What is ankylosing spondylitis?
Ankylosing spondylitis is a form of arthritis that affects the spine and is a chronic condition. The term is derived from two Greek words that mean "bent spine inflammation." It causes painful inflammation of the joints between the vertebrae in the spine and between the spine and pelvis. In advanced cases, it can cause the vertebrae to fuse together, further limiting movement and resulting in a hunched over posture. Occasionally it can involve other joints or organs in the body as well.
Early symptoms of ankylosing spondylitis include pain and stiffness in the lower back and hips that may start in late adolescence or early adulthood. This pain and stiffness may fluctuate over time and spread to other parts of the body. In about 40% of those with ankylosing spondylitis, the eyes are affected with an inflammation called uveitis that can cause eye pain, sensitivity to light, and blurred vision. Other complications can include cardiac dysfunction and pulmonary disease.

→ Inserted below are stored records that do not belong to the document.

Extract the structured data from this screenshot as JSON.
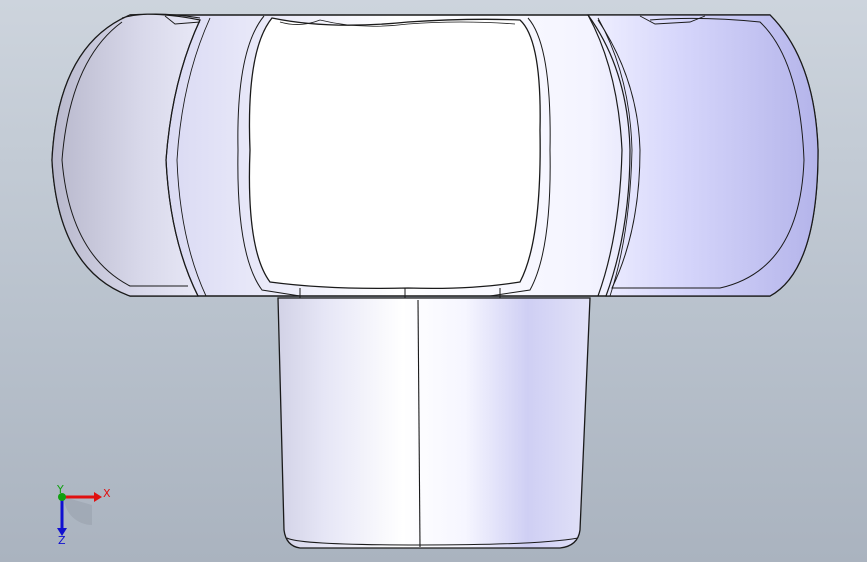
{
  "viewport": {
    "background_top": "#cdd4dd",
    "background_bottom": "#aab3bf"
  },
  "model": {
    "name_icon": "knob-3d-model",
    "body_color": "#e8e8fa",
    "shade_color": "#b9b9e6",
    "edge_color": "#1a1a1a"
  },
  "triad": {
    "x_label": "X",
    "y_label": "Y",
    "z_label": "Z",
    "x_color": "#e01010",
    "y_color": "#10a010",
    "z_color": "#1010d0"
  }
}
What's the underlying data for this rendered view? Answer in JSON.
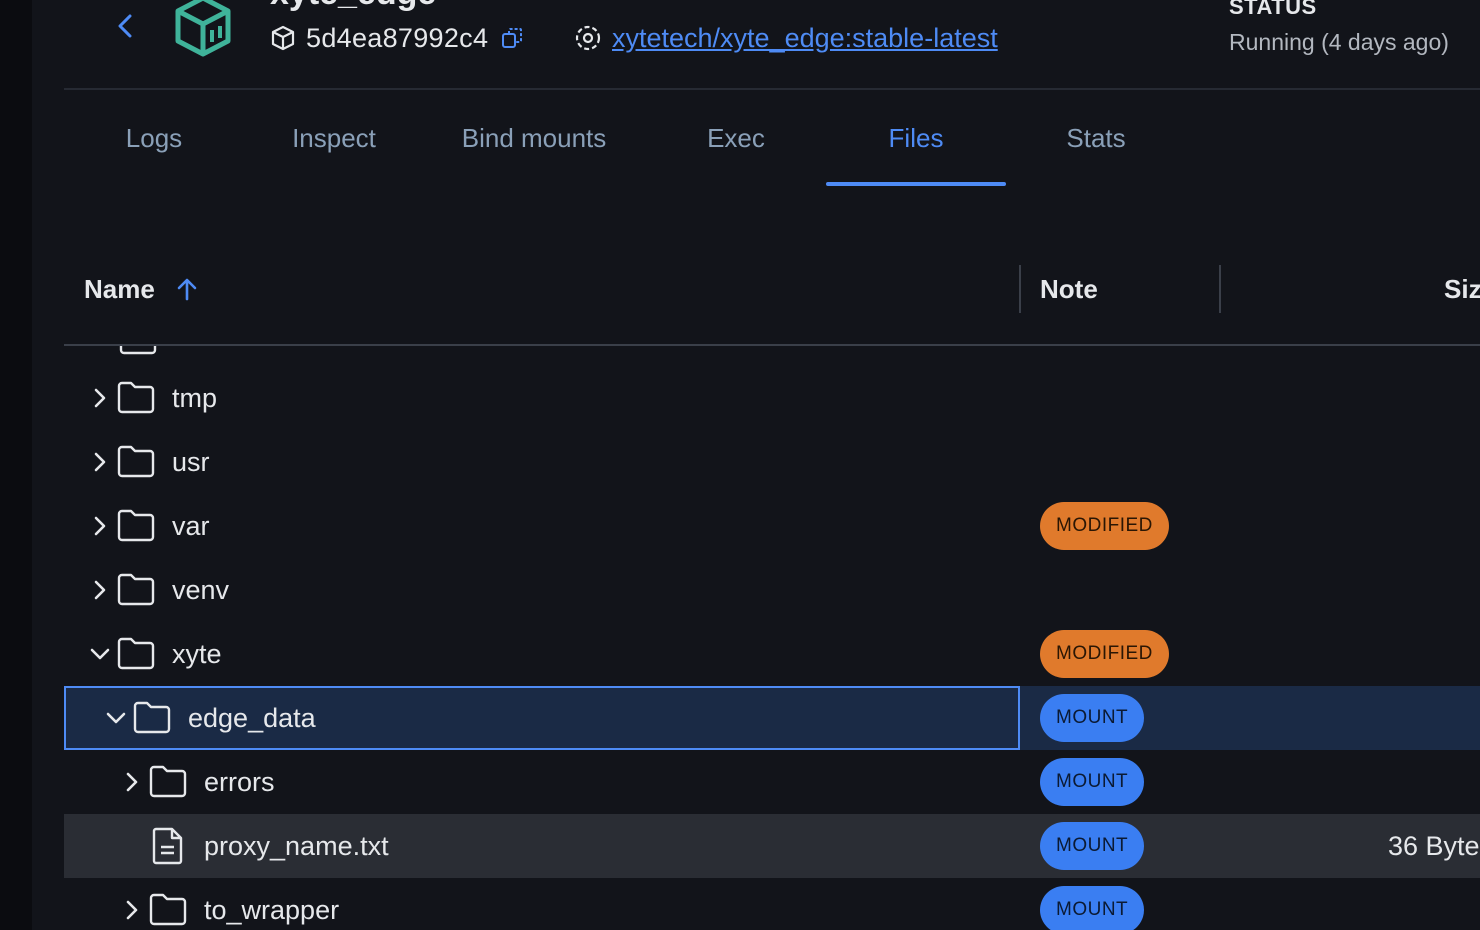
{
  "header": {
    "container_name": "xyte_edge",
    "container_id": "5d4ea87992c4",
    "image": "xytetech/xyte_edge:stable-latest",
    "status_label": "STATUS",
    "status_value": "Running (4 days ago)"
  },
  "tabs": [
    {
      "label": "Logs",
      "active": false
    },
    {
      "label": "Inspect",
      "active": false
    },
    {
      "label": "Bind mounts",
      "active": false
    },
    {
      "label": "Exec",
      "active": false
    },
    {
      "label": "Files",
      "active": true
    },
    {
      "label": "Stats",
      "active": false
    }
  ],
  "table": {
    "columns": {
      "name": "Name",
      "note": "Note",
      "size": "Siz"
    },
    "sort": "ascending"
  },
  "rows": [
    {
      "name": "tmp",
      "type": "folder",
      "expanded": false,
      "depth": 0,
      "note": "",
      "size": ""
    },
    {
      "name": "usr",
      "type": "folder",
      "expanded": false,
      "depth": 0,
      "note": "",
      "size": ""
    },
    {
      "name": "var",
      "type": "folder",
      "expanded": false,
      "depth": 0,
      "note": "MODIFIED",
      "size": ""
    },
    {
      "name": "venv",
      "type": "folder",
      "expanded": false,
      "depth": 0,
      "note": "",
      "size": ""
    },
    {
      "name": "xyte",
      "type": "folder",
      "expanded": true,
      "depth": 0,
      "note": "MODIFIED",
      "size": ""
    },
    {
      "name": "edge_data",
      "type": "folder",
      "expanded": true,
      "depth": 1,
      "note": "MOUNT",
      "size": "",
      "selected": true
    },
    {
      "name": "errors",
      "type": "folder",
      "expanded": false,
      "depth": 2,
      "note": "MOUNT",
      "size": ""
    },
    {
      "name": "proxy_name.txt",
      "type": "file",
      "depth": 2,
      "note": "MOUNT",
      "size": "36 Byte",
      "hovered": true
    },
    {
      "name": "to_wrapper",
      "type": "folder",
      "expanded": false,
      "depth": 2,
      "note": "MOUNT",
      "size": ""
    }
  ],
  "colors": {
    "accent": "#4e8bf5",
    "modified_badge": "#e07a2c",
    "mount_badge": "#3a7ef2",
    "icon_teal": "#3fb39a"
  },
  "icons": {
    "back": "chevron-left-icon",
    "container": "container-box-icon",
    "id": "cube-icon",
    "copy": "copy-icon",
    "image": "image-layers-icon",
    "sort": "arrow-up-icon",
    "folder": "folder-icon",
    "file": "file-text-icon",
    "expand": "chevron-right-icon",
    "collapse": "chevron-down-icon"
  }
}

It is believed that ankylosing spondylitis is an autoimmune disease. A trigger such as an infection may cause the body to react abnormally, leading to inflammation. Over time, inflammation of the ligaments around the bone can lead to new bone growth, which can cause separate vertebrae to fuse together (termed ankylosis). This can lead to long-term lack of mobility as well as stiffening of the rib cage, causing restricted chest expansion, reduced lung capacity, and difficulty breathing.
Ankylosing spondylitis affects men more than women and is usually diagnosed during the teenage years, twenties, or thirties. People with a gene called HLA-B27 are at significantly increased risk of developing the condition. However, being born with this gene doesn't necessarily lead to ankylosing spondylitis and scientists are currently researching other suspected triggers.